Sinais precoces: sono e dinheiro como termômetro do risco

O relatório sugere que a próxima etapa do cuidado corporativo depende menos de reagir a crises e mais de enxergar os avisos antes do colapso. Dois deles aparecem com força.

O primeiro é o sono. Problemas de sono são apontados como o desafio de saúde mental número um entre funcionários, mas poucos líderes de RH reconhecem isso como prioridade. Esse descompasso importa porque sono não é um “tema de bem-estar” periférico: ele sustenta atenção, regulação emocional, memória, criatividade e tolerância ao estresse. Quando o descanso falha, o trabalho vira um ambiente mais áspero, com mais irritação, mais conflitos e menos capacidade de lidar com pressão.

O segundo sinal é o estresse financeiro. Quase três em cada cinco colaboradores relatam aumento desse tipo de preocupação nos últimos cinco anos, e o relatório destaca que a falta de suporte em saúde mental se associa a maior probabilidade de sofrer com esse estresse. Na prática, cria-se um ciclo: a preocupação com dinheiro amplifica ansiedade e insegurança, que por sua vez prejudicam desempenho, estabilidade e perspectivas. É o tipo de espiral que corrói a sensação de controle, um elemento central do bem-estar.

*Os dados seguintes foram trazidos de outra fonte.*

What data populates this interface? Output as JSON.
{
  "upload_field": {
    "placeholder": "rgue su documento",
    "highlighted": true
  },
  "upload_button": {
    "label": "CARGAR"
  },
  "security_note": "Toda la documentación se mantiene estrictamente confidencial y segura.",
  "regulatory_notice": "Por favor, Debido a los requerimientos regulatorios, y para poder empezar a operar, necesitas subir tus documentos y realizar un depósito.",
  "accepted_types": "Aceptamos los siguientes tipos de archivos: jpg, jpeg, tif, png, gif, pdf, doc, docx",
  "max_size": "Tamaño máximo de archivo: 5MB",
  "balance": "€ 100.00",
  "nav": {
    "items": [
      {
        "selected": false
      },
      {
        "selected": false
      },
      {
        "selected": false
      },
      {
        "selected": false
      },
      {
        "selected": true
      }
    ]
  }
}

Esse recorte conversa diretamente com temas que aparecem nas discussões sobre felicidade aplicada e saúde mental no trabalho, em especial quando se entende a felicidade como competência humana e como construção sustentada por condições reais de vida, não por slogans.

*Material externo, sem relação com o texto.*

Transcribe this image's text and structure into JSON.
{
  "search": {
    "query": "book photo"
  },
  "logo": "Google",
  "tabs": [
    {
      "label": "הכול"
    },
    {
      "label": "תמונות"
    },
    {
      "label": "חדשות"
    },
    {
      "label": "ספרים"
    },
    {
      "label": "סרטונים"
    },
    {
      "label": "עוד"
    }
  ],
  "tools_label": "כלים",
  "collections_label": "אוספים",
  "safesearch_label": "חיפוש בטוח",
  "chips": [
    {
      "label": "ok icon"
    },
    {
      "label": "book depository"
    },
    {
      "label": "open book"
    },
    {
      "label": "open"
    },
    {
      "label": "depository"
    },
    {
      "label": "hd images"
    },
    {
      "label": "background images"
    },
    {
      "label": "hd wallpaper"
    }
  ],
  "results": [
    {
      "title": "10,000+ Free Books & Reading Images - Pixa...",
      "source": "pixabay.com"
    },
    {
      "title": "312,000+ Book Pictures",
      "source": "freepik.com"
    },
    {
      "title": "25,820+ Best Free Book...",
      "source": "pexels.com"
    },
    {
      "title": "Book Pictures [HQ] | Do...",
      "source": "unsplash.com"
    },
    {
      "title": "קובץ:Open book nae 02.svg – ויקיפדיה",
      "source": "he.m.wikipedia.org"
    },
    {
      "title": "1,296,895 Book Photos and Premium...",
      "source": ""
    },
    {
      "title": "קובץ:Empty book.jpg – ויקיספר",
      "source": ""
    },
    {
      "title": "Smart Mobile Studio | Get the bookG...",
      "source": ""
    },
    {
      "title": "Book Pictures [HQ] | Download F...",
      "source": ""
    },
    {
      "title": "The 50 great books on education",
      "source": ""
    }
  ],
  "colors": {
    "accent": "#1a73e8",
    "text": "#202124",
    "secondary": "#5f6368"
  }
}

Do “apagar incêndio” à prevenção com método

A Spring Health propõe uma virada de chave: sair do modelo reativo, que só atua quando o colaborador já está em ruptura, e avançar para uma prevenção “de precisão”, combinando tecnologia e expertise clínica. O relatório também sugere um roteiro de 90 dias para o RH mapear onde o risco está concentrado, remover barreiras de acesso ao cuidado e estruturar indicadores que sustentem decisões executivas, inclusive na conversa com finanças.

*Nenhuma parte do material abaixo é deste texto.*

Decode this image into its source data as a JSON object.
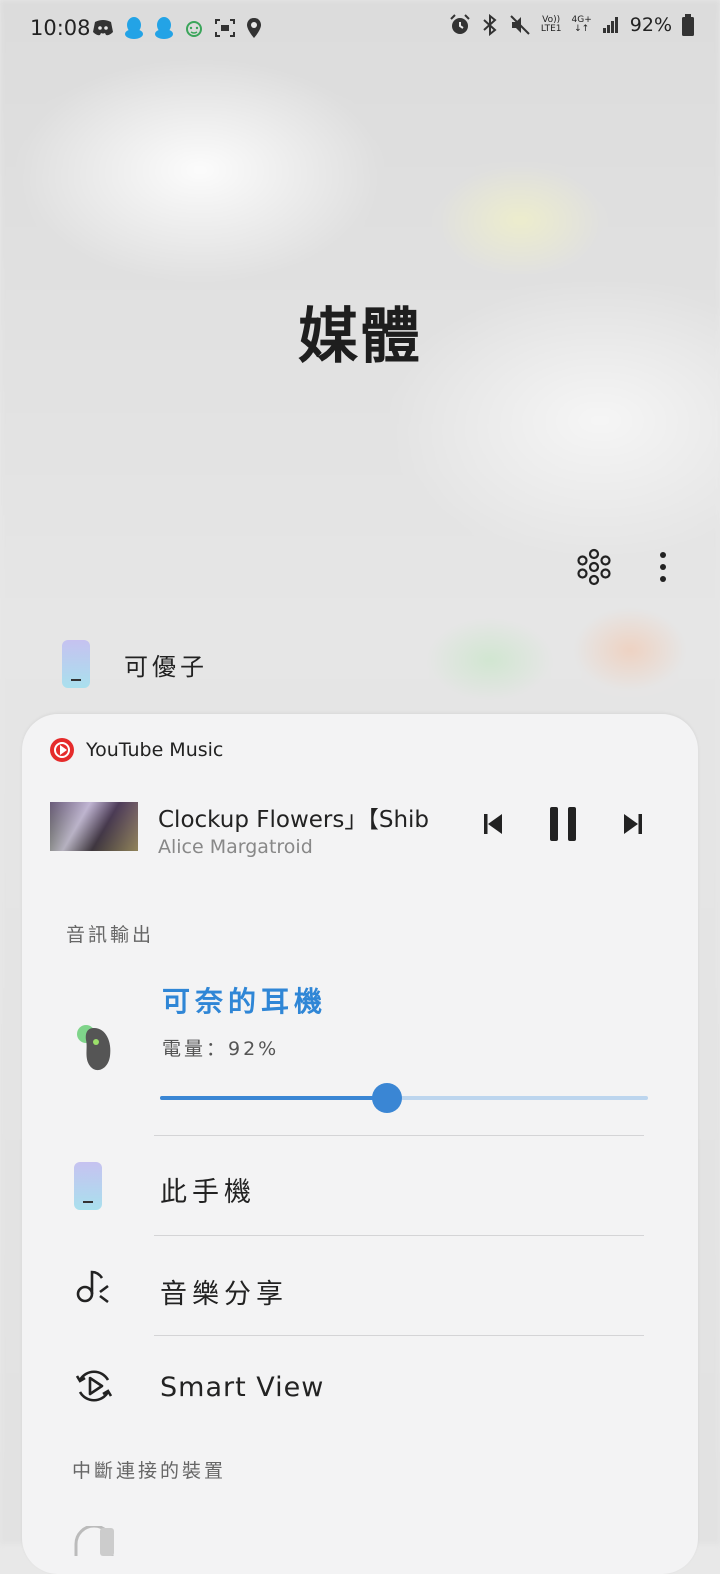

Aqui, vale uma reflexão essencial para organizações que querem performance sustentável: saúde mental não é um “benefício”, é um componente da cultura. E cultura se fortalece quando há liderança com propósito, ambiente seguro e relações de confiança. Quando isso acontece, o trabalho deixa de ser apenas execução e volta a ser pertencimento, sentido e possibilidade de desenvolvimento.

O que o “burnout silencioso” revela sobre felicidade no trabalho

O burnout silencioso é, no fundo, um sinal de perda de vínculo. Não é apenas cansaço físico, é uma desconexão emocional que costuma aparecer quando o trabalho vira sobrevivência, quando o esforço não encontra reconhecimento, quando não existe espaço para conversar com segurança ou quando a pessoa se sente sozinha no próprio time. Reverter esse quadro passa por ampliar repertório: aprender a ler sinais, fortalecer relações, cuidar do sono, reduzir estressores crônicos e criar rotas reais de apoio.

Para o Instituto Movimento pela Felicidade e Bem-Estar, discutir saúde mental no trabalho é discutir o direito de viver com mais qualidade emocional e sentido, apoiado na ciência e aplicado de forma prática às organizações. E, quando uma empresa reconhece os sinais antes do colapso, ela não está apenas reduzindo afastamentos. Está escolhendo proteger pessoas, sustentar relações e construir um ambiente onde a felicidade não seja promessa, mas experiência possível.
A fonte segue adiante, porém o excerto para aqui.